For ‘Infants’, ‘Toddlers’ and ‘Other children’, the MoE estimates for the mean exposure ranged from 34,000 to 11,300; the MoE for high (P95) exposure ranged from 12,800 to 4,900. For ‘Adolescents’ and ‘Adults’, ‘Elderly’ and ‘Very elderly’ age groups, the MoE for the mean exposure ranged from 102,000 to 20,400, whereas at high (P95) exposure the range was from 51,000 to 9,300.
The MoE estimates corresponding to the P95 of exposure for ‘Infants’ were particularly low due to the contribution of glycidyl esters from infant formulae. The scenarios calculated for ‘Infants’ receiving only formula diet resulted in a MoE of about 5,400 for the mean occurrence and 2,100 for the P95 of occurrence.

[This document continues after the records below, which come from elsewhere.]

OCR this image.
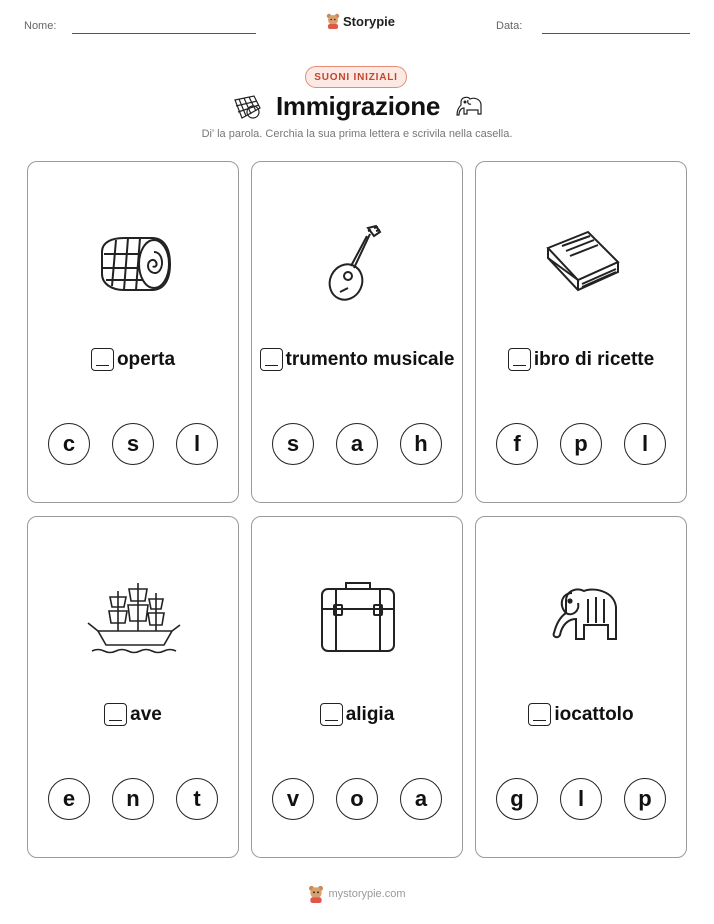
Nome:	Storypie	Data:
SUONI INIZIALI
Immigrazione
Di' la parola. Cerchia la sua prima lettera e scrivila nella casella.
operta
c	s	l
trumento musicale
s	a	h
ibro di ricette
f	p	l
ave
e	n	t
aligia
v	o	a
iocattolo
g	l	p
mystorypie.com
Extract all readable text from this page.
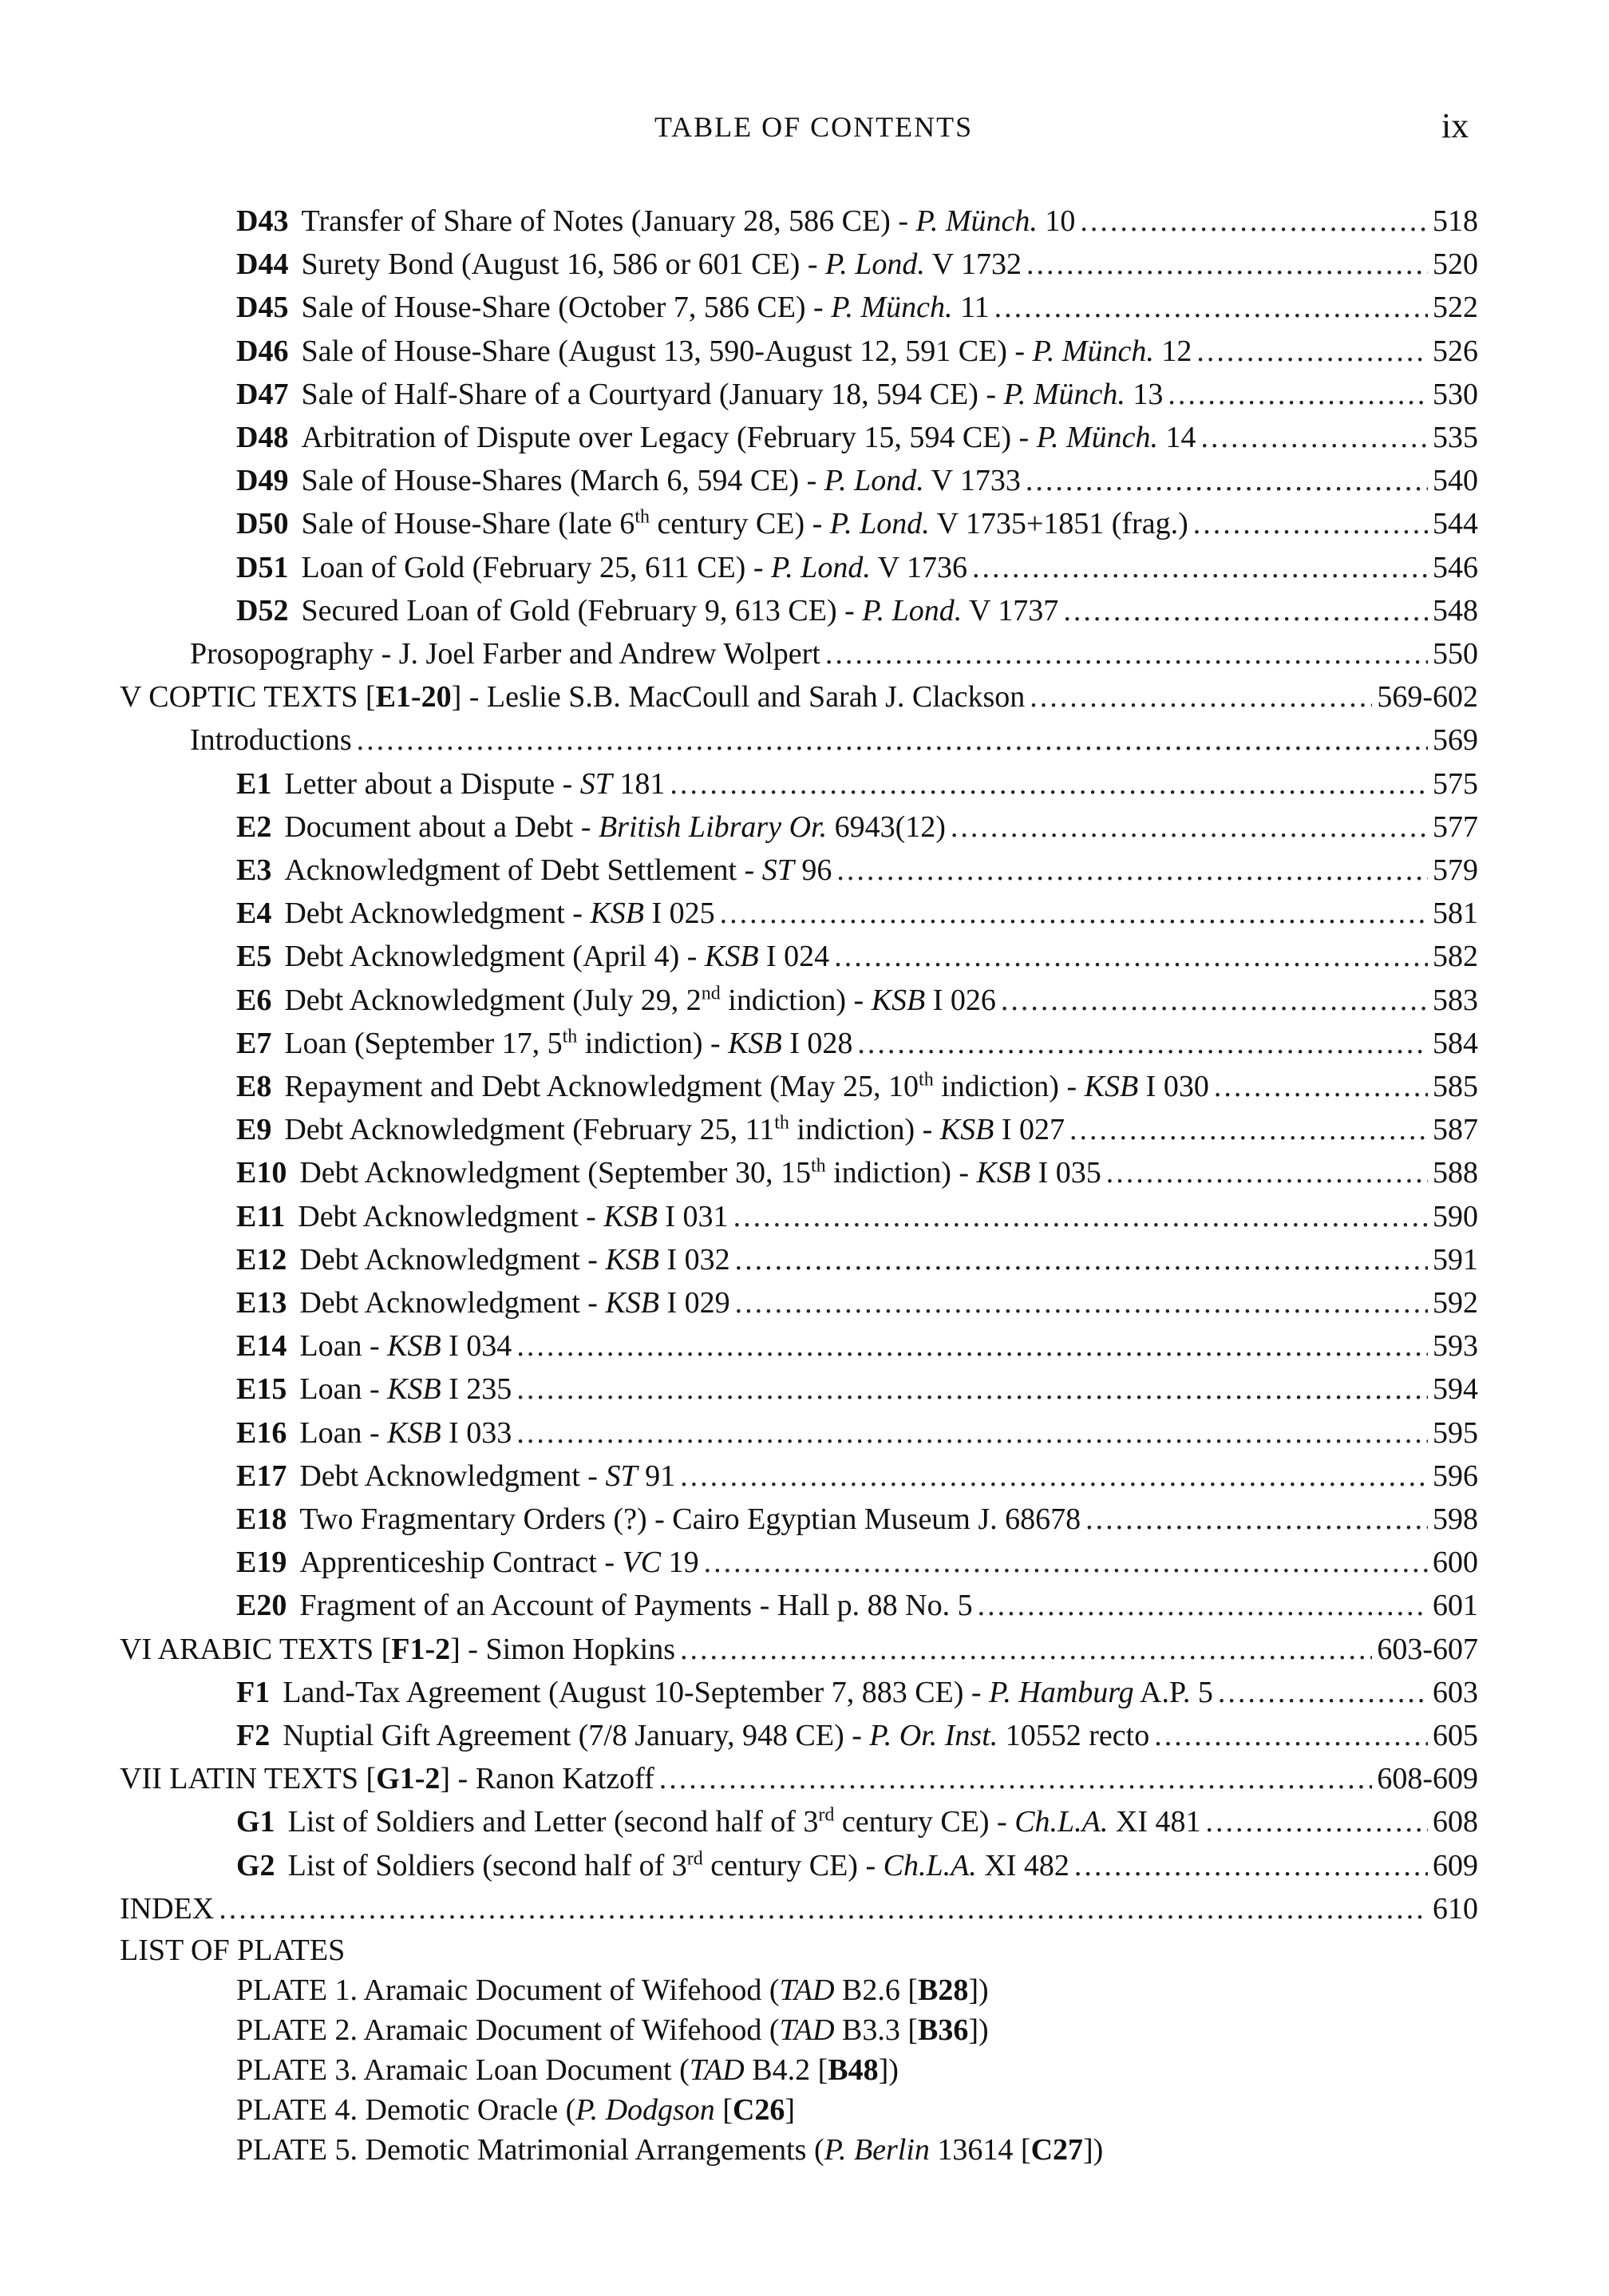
TABLE OF CONTENTS	ix
D43 Transfer of Share of Notes (January 28, 586 CE) - P. Münch. 10 .....	518
D44 Surety Bond (August 16, 586 or 601 CE) - P. Lond. V 1732 .....	520
D45 Sale of House-Share (October 7, 586 CE) - P. Münch. 11 .....	522
D46 Sale of House-Share (August 13, 590-August 12, 591 CE) - P. Münch. 12 .....	526
D47 Sale of Half-Share of a Courtyard (January 18, 594 CE) - P. Münch. 13 .....	530
D48 Arbitration of Dispute over Legacy (February 15, 594 CE) - P. Münch. 14 .....	535
D49 Sale of House-Shares (March 6, 594 CE) - P. Lond. V 1733 .....	540
D50 Sale of House-Share (late 6th century CE) - P. Lond. V 1735+1851 (frag.) .....	544
D51 Loan of Gold (February 25, 611 CE) - P. Lond. V 1736 .....	546
D52 Secured Loan of Gold (February 9, 613 CE) - P. Lond. V 1737 .....	548
Prosopography - J. Joel Farber and Andrew Wolpert .....	550
V COPTIC TEXTS [E1-20] - Leslie S.B. MacCoull and Sarah J. Clackson .....	569-602
Introductions .....	569
E1 Letter about a Dispute - ST 181 .....	575
E2 Document about a Debt - British Library Or. 6943(12) .....	577
E3 Acknowledgment of Debt Settlement - ST 96 .....	579
E4 Debt Acknowledgment - KSB I 025 .....	581
E5 Debt Acknowledgment (April 4) - KSB I 024 .....	582
E6 Debt Acknowledgment (July 29, 2nd indiction) - KSB I 026 .....	583
E7 Loan (September 17, 5th indiction) - KSB I 028 .....	584
E8 Repayment and Debt Acknowledgment (May 25, 10th indiction) - KSB I 030 .....	585
E9 Debt Acknowledgment (February 25, 11th indiction) - KSB I 027 .....	587
E10 Debt Acknowledgment (September 30, 15th indiction) - KSB I 035 .....	588
E11 Debt Acknowledgment - KSB I 031 .....	590
E12 Debt Acknowledgment - KSB I 032 .....	591
E13 Debt Acknowledgment - KSB I 029 .....	592
E14 Loan - KSB I 034 .....	593
E15 Loan - KSB I 235 .....	594
E16 Loan - KSB I 033 .....	595
E17 Debt Acknowledgment - ST 91 .....	596
E18 Two Fragmentary Orders (?) - Cairo Egyptian Museum J. 68678 .....	598
E19 Apprenticeship Contract - VC 19 .....	600
E20 Fragment of an Account of Payments - Hall p. 88 No. 5 .....	601
VI ARABIC TEXTS [F1-2] - Simon Hopkins .....	603-607
F1 Land-Tax Agreement (August 10-September 7, 883 CE) - P. Hamburg A.P. 5 .....	603
F2 Nuptial Gift Agreement (7/8 January, 948 CE) - P. Or. Inst. 10552 recto .....	605
VII LATIN TEXTS [G1-2] - Ranon Katzoff .....	608-609
G1 List of Soldiers and Letter (second half of 3rd century CE) - Ch.L.A. XI 481 .....	608
G2 List of Soldiers (second half of 3rd century CE) - Ch.L.A. XI 482 .....	609
INDEX .....	610
LIST OF PLATES
PLATE 1. Aramaic Document of Wifehood (TAD B2.6 [B28])
PLATE 2. Aramaic Document of Wifehood (TAD B3.3 [B36])
PLATE 3. Aramaic Loan Document (TAD B4.2 [B48])
PLATE 4. Demotic Oracle (P. Dodgson [C26]
PLATE 5. Demotic Matrimonial Arrangements (P. Berlin 13614 [C27])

In conclusion, estimated exposure substantially exceeding the group TDI for 3-MCPD is of concern; this is particularly seen in the younger age groups. Although there is a high uncertainty in the reference point used as a basis for the calculation of the MoEs for glycidol, the MoEs lower than 25,000 indicate a health concern.
The CONTAM Panel recommended to include all food groups potentially contaminated and foods where mitigation measures have been enforced in the future monitoring activities for 3-, 2-MCPD and glycidol. The enantiomeric composition of 3-MCPD and its fatty acid esters present in food should be studied. Further studies on the rates and degree of de-esterification and the metabolic fate for 3- and 2–MCPD fatty acid esters and GE were recommended. For 2-MCPD, the CONTAM Panel recommended generation of additional data to elucidate the long-term toxicity and the mode and mechanism of action of the substance. More extensive testing of the dose–response for carcinogenesis from chronic lifetime oral administration of glycidol and its esters in rats would reduce uncertainty in the risk assessment.